For meals KP doesn’t offer a conventional menu with prices. He offers a “small” and “large” price; then asks you what you’re in the mood to eat. He basically cooks to your desire. Talk about service and catering to your whim! His home cooked meals were some of the best Indian cuisine that I ate while in India. The cost of the meals are added up all together and charged upon check out. The price of my food bill was much lower than I’d estimated. I never even asked if I was having a “small” or “large” meal. I simply trusted KP to be fair and he most certainly was.
I was the only guest during my first couple of nights at the Rajputana. This left some free time on KP’s hands and he was gracious enough to invite me to watch a movie with him at the famous Raj Mandir Cinema. With a seating capacity of around 1300 people, the Raj Mandir is one the biggest theaters in Asia. If you’re travelling in India, I’d encourage you to go watch a Bollywood movie at a theater as it’s an extremely fun cultural experience. In the short time that I knew KP, I already considered him a friend.
The Rajputana Guest House is more than simply walls, a roof and stairs. The guest house is an extension of KP himself; it’s an extension of his life force and his character. India challenged me on many levels. The country’s culture and history enriched my mind but it would be its people that would leave a lasting impression upon me.

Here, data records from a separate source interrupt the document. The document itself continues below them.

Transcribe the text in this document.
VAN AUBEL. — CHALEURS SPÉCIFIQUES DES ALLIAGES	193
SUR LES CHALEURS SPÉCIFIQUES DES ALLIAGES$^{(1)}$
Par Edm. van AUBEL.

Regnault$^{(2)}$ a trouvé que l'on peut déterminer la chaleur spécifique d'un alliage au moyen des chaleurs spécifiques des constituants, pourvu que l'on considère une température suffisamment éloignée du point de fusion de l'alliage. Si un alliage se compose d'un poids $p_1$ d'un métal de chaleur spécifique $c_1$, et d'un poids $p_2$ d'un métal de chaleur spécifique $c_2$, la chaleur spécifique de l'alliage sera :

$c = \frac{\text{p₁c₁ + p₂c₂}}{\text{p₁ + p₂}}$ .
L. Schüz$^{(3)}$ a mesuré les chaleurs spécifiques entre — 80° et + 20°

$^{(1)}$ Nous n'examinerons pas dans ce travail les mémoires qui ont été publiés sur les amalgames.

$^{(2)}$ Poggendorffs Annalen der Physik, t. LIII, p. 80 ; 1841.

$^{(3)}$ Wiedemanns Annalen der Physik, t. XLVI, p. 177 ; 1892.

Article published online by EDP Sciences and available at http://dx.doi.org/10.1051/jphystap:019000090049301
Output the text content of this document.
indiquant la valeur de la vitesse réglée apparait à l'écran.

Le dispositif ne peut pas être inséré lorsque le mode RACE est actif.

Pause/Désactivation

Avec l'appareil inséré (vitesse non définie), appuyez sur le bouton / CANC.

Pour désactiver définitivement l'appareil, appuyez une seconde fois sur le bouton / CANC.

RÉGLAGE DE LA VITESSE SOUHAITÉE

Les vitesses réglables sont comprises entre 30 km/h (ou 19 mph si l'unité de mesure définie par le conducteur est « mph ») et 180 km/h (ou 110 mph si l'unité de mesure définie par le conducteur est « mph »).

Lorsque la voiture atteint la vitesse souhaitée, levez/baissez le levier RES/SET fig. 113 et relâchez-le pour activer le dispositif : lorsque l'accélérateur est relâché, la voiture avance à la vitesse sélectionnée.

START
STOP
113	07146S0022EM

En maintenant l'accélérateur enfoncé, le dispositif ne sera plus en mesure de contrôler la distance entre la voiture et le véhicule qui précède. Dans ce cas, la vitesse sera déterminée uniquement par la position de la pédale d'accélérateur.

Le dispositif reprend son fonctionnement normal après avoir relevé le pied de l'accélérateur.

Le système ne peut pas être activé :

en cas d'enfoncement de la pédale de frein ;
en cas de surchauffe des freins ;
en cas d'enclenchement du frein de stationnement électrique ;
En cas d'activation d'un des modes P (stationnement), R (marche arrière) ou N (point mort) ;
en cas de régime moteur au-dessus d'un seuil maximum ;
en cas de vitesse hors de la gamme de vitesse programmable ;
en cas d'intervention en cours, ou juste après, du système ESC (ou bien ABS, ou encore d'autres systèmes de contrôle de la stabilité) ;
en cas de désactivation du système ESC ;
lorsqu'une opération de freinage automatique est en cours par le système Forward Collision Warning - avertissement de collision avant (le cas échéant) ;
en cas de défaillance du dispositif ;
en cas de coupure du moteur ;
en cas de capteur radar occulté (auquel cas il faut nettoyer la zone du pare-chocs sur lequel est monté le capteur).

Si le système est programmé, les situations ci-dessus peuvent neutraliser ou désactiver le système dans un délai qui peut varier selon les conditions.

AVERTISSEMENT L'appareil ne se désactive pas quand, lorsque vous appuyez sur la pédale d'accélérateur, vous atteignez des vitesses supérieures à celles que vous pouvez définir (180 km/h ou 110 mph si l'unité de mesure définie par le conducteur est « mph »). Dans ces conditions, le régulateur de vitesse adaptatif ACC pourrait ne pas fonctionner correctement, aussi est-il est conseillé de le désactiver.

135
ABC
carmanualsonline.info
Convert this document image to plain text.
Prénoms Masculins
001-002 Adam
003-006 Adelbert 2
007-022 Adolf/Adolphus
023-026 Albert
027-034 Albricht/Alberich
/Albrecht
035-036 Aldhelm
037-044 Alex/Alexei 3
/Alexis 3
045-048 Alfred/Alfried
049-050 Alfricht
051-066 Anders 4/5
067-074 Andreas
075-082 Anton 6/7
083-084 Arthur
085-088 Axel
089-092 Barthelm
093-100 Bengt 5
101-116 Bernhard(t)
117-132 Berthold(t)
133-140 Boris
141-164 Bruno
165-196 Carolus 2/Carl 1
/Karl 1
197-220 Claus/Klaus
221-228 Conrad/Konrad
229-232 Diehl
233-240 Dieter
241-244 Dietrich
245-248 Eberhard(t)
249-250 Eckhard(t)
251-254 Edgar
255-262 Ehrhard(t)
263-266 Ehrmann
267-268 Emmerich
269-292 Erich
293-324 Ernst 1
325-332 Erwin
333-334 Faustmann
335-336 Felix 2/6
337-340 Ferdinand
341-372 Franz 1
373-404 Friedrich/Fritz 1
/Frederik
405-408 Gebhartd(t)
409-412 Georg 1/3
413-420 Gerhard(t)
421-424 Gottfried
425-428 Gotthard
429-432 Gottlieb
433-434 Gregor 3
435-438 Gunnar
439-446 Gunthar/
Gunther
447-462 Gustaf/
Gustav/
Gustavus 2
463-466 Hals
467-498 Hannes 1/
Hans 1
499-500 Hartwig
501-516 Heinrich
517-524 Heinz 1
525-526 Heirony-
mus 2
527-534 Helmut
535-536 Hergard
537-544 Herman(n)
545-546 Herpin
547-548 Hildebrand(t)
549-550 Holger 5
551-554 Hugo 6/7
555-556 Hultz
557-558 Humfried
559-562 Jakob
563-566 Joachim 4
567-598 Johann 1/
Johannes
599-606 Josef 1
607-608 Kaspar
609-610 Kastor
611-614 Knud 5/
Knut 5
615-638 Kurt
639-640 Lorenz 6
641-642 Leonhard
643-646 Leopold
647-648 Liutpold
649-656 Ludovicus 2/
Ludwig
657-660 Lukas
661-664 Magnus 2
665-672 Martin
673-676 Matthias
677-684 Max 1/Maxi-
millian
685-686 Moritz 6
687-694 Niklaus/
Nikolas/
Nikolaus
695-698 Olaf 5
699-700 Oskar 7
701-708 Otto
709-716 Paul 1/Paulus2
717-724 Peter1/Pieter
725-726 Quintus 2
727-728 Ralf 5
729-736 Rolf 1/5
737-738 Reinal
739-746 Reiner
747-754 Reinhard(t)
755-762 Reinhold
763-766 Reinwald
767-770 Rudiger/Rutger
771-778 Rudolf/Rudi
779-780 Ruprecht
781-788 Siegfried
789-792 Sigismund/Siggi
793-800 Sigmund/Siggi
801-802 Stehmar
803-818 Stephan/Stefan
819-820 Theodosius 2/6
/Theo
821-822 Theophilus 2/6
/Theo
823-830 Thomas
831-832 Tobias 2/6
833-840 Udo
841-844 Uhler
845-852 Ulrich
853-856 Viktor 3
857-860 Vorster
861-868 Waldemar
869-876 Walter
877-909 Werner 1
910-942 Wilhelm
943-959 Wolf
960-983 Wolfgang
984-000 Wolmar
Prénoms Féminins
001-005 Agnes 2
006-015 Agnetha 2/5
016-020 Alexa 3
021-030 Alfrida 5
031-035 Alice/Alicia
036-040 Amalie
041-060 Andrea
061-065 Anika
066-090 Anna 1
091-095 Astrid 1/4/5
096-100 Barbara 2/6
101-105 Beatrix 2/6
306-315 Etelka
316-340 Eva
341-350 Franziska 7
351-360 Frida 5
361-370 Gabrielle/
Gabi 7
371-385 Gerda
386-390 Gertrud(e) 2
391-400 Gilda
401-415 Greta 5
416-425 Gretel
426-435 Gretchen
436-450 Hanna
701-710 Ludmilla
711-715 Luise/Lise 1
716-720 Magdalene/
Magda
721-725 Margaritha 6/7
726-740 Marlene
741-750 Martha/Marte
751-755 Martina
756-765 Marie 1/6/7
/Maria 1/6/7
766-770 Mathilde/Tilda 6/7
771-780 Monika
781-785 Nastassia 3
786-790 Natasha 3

If I make it back to India, I’ll surely make an effort to visit the “Pink City” of Jaipur and visit an old friend … for more experiences and more memories.
“We don’t meet people by accident. They are meant to cross our path for a reason.” – unknown
Have you had an experience at a guest house or hotel that left a lasting impression on you? Or make any special friendships on your travels? I’d love to hear about them!